Richard Lee requested on behalf of Asian Americans for Equality that the plan require 125 additional affordable housing units on top of the proposed 140.
Flushing Business Improvement District Chair James Gerson disclosed that he is working with a consultant to determine the economic impact the project will have on local businesses.
Members of Macedonia A.M.E. Church, which is located on Muni Lot 1 and stands to gain a 14-story building called “Macedonia Plaza” that will house the affordable living units under the current proposal, were present to lend their support to the project.
Deborah, a Flushing resident of 29 years and a parishioner, felt that it was important for Flushing Commons to go forward because it is a project that has the power to bring people together.
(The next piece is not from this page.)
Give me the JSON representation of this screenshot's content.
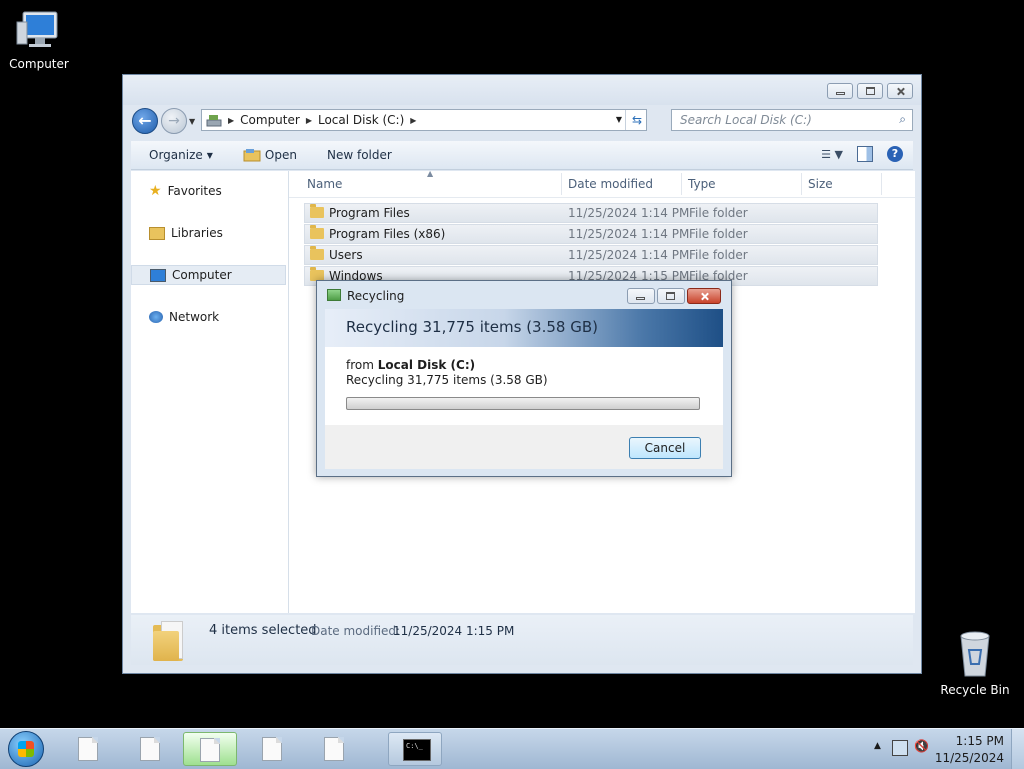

She first moved to Flushing because she was drawn to its diversity, but she admitted that she has been feeling squeezed out for some time now.
"Flushing has become an Asian community and it feels very exclusionary," she said. "We should be able to live together collaboratively, neighborly, and that’s what I’d like to see from this project."
Paul Graziano, a spokesperson for the roughly 10,000-member community group REDO (The Coalition to Reconsider and Evaluate Development Opportunities at Municipal Parking Lot 1 in Downtown Flushing), questioned the method that the developer, TDC, uses to calculate the number of parking spaces it is required to provide; expressed concern that parking rates will be significantly higher than they are now; and argued that the project is too dense for the site.
“When the community board selected this developer, there were all these amenities," he added. "Those amenities have disappeared.”
The amenities included a movie theater and national chain bookstore, which Graziano said was promised in the original plan proposed while John Liu was still the councilman for Flushing.
He also brought up a little-known detail: Economic Development Corp is the actual applicant, not TDC.
“I hope City Planning can be objective, considering the developer is another city agency,” said Graziano.
CPC will deliberate through May and June before the project makes its way to the City Council, which will decide the fate of Flushing Commons in July.